Por Eduardo Aristizábal Peláez
En Colombia, la política atraviesa una metamorfosis que, lejos de fortalecer la democracia, la ha fragmentado y debilitado. El país pasó de un sistema bipartidista, conservadores y liberales, a un escenario atomizado con más de treinta movimientos políticos, lo que podría interpretarse como pluralismo y diversidad; en la práctica se ha convertido en un terreno fértil para la improvisación, la corrupción y el clientelismo.
Los indicadores son alarmantes, altos niveles de corrupción en las entidades del Estado, decenas de políticos investigados y condenados por delitos contra la administración pública y una cultura de favores que se perpetúa en la forma de nombramientos cruzados entre familiares y amigos. Este círculo vicioso ha erosionado la esencia misma de la política, el servicio social y la búsqueda del bien común.

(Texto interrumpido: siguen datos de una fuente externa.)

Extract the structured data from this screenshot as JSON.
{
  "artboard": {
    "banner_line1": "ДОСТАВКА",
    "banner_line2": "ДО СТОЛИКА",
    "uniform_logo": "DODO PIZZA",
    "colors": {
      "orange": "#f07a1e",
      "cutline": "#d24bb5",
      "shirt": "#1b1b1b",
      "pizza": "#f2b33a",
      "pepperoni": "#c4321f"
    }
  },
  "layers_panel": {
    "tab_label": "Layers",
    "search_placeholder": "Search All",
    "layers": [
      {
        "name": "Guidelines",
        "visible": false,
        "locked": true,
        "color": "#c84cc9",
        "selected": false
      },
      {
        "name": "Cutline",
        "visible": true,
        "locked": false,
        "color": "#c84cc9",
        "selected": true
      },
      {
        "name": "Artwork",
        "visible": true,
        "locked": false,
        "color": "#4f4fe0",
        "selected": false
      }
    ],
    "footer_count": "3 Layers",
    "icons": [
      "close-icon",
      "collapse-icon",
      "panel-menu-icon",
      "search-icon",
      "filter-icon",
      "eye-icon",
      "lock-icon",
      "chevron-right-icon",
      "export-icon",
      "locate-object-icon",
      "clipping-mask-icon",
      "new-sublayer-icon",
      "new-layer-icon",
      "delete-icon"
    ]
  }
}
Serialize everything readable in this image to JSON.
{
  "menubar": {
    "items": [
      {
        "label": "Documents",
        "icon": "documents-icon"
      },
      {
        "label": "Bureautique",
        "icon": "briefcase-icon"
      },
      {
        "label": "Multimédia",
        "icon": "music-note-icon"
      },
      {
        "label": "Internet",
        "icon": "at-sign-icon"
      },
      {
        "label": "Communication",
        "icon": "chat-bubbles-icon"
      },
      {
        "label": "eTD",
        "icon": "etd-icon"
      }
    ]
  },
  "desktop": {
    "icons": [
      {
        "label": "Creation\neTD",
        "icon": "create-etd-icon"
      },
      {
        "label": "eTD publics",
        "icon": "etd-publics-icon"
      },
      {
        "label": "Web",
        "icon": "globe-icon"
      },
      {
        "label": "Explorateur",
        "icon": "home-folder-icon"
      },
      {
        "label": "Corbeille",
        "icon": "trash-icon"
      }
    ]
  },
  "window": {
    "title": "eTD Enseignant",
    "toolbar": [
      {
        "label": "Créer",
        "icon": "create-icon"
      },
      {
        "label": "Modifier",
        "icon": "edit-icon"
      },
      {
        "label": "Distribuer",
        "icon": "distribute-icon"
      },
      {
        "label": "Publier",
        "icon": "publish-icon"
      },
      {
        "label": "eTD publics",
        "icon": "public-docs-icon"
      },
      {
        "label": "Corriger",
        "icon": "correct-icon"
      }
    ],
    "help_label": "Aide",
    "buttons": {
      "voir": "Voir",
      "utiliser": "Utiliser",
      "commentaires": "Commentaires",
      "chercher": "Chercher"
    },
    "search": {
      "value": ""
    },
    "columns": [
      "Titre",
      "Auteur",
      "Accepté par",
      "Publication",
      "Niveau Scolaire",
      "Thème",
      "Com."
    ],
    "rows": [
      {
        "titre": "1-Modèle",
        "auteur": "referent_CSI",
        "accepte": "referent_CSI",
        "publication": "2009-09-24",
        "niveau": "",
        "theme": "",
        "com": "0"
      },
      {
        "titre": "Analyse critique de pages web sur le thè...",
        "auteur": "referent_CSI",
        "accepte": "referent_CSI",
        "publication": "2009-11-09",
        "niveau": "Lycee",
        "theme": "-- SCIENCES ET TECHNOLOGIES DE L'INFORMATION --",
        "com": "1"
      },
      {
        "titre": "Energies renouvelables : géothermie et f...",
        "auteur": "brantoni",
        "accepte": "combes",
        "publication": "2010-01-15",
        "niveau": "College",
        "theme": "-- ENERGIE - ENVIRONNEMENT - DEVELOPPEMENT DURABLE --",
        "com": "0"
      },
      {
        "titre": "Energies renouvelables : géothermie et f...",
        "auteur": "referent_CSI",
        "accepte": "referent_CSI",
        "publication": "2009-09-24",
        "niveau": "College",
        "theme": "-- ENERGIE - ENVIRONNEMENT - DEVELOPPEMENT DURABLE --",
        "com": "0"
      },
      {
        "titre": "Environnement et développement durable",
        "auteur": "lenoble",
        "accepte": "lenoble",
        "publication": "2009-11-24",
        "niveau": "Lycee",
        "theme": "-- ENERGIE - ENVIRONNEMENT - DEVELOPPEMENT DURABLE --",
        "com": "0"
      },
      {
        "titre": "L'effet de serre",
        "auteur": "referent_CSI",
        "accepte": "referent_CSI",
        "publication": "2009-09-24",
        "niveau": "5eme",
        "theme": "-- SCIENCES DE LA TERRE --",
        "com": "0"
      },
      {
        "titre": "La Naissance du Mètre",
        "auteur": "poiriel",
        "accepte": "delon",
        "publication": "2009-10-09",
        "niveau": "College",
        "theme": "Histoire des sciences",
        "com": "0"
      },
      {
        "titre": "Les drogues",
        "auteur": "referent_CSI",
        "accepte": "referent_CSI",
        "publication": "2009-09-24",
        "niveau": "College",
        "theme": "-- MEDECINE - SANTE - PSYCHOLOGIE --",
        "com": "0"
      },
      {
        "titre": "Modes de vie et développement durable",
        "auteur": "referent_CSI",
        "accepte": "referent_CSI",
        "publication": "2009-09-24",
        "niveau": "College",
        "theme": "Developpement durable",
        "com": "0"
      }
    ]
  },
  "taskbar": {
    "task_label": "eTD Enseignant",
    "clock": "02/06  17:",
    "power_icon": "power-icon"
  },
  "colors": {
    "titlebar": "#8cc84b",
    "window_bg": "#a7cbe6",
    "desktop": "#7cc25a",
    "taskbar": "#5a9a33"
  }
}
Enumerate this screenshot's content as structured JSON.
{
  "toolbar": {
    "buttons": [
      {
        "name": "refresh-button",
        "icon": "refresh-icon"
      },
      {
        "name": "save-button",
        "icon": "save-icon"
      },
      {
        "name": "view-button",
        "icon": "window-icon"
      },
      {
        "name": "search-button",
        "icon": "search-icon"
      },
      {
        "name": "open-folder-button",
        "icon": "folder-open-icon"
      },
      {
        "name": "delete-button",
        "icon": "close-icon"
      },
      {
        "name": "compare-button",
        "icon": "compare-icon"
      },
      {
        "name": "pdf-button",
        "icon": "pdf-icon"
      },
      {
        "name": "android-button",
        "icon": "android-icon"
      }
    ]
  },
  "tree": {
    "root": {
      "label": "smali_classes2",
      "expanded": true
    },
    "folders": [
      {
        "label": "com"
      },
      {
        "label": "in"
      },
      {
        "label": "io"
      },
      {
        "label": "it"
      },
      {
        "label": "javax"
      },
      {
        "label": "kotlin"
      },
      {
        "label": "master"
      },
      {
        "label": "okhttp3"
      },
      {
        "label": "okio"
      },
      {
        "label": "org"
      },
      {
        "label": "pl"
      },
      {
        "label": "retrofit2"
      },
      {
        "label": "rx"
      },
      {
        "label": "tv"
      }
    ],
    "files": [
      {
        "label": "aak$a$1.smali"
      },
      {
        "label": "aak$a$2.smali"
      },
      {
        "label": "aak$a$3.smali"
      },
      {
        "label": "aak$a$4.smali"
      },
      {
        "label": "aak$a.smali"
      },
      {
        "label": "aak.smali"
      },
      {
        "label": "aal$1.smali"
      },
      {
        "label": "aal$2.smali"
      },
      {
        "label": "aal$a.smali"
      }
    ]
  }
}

La política, que debería ser el espacio de construcción colectiva, se ha degradado en un negocio. Los cargos públicos se negocian como mercancía, las alianzas se tejen con intereses particulares y el ciudadano queda relegado a un papel secundario, reducido a espectador de un espectáculo de poder y beneficios privados.
El resultado es una democracia debilitada, donde la multiplicidad de partidos no representa diversidad ideológica, sino fragmentación oportunista. La política dejó de ser un proyecto de nación y se convirtió en un mercado de favores.
Ahora, en vísperas de las elecciones al Congreso y de la próxima Presidencia, el panorama se torna aún más complejo. No es fácil para el ciudadano escoger candidatos que encarnen el perfil de verdaderos políticos, serios, honestos y comprometidos con el bien común. La guerra verbal entre seguidores del actual gobierno y la oposición ha contaminado el debate público, reduciéndolo a un enfrentamiento de trincheras más que a una discusión de ideas. En medio de este ruido, la voz del ciudadano se pierde y la esperanza de un liderazgo ético se diluye.
Hoy, más que nunca, se impone la necesidad de recuperar la ética pública, de rescatar la política como vocación de servicio y no como negocio. Colombia requiere líderes que comprendan que el poder no es patrimonio personal ni herencia familiar, sino responsabilidad colectiva. Mientras esto no ocurra, seguiremos atrapados en un sistema que confunde pluralismo con dispersión y que ha sustituido el bien común por el interés particular.
El futuro de la democracia no depende únicamente de los políticos, sino de la decisión consciente de cada ciudadano. Ante la corrupción y la polarización, el voto se convierte en el arma más poderosa para exigir transparencia, ética y compromiso social. No basta con denunciar; es necesario participar, informarse y elegir con criterio.
El llamado es claro: no vender el voto, no dejarse seducir por discursos vacíos, no caer en el juego de los favores. La responsabilidad de transformar la política está en manos de quienes, con su decisión en las urnas, pueden rescatar el sentido del bien común.
Colombia necesita ciudadanos valientes que voten no por conveniencia, sino por convicción. Solo así podremos devolverle a la política su verdadera esencia, servir a la sociedad y construir un país digno para todos.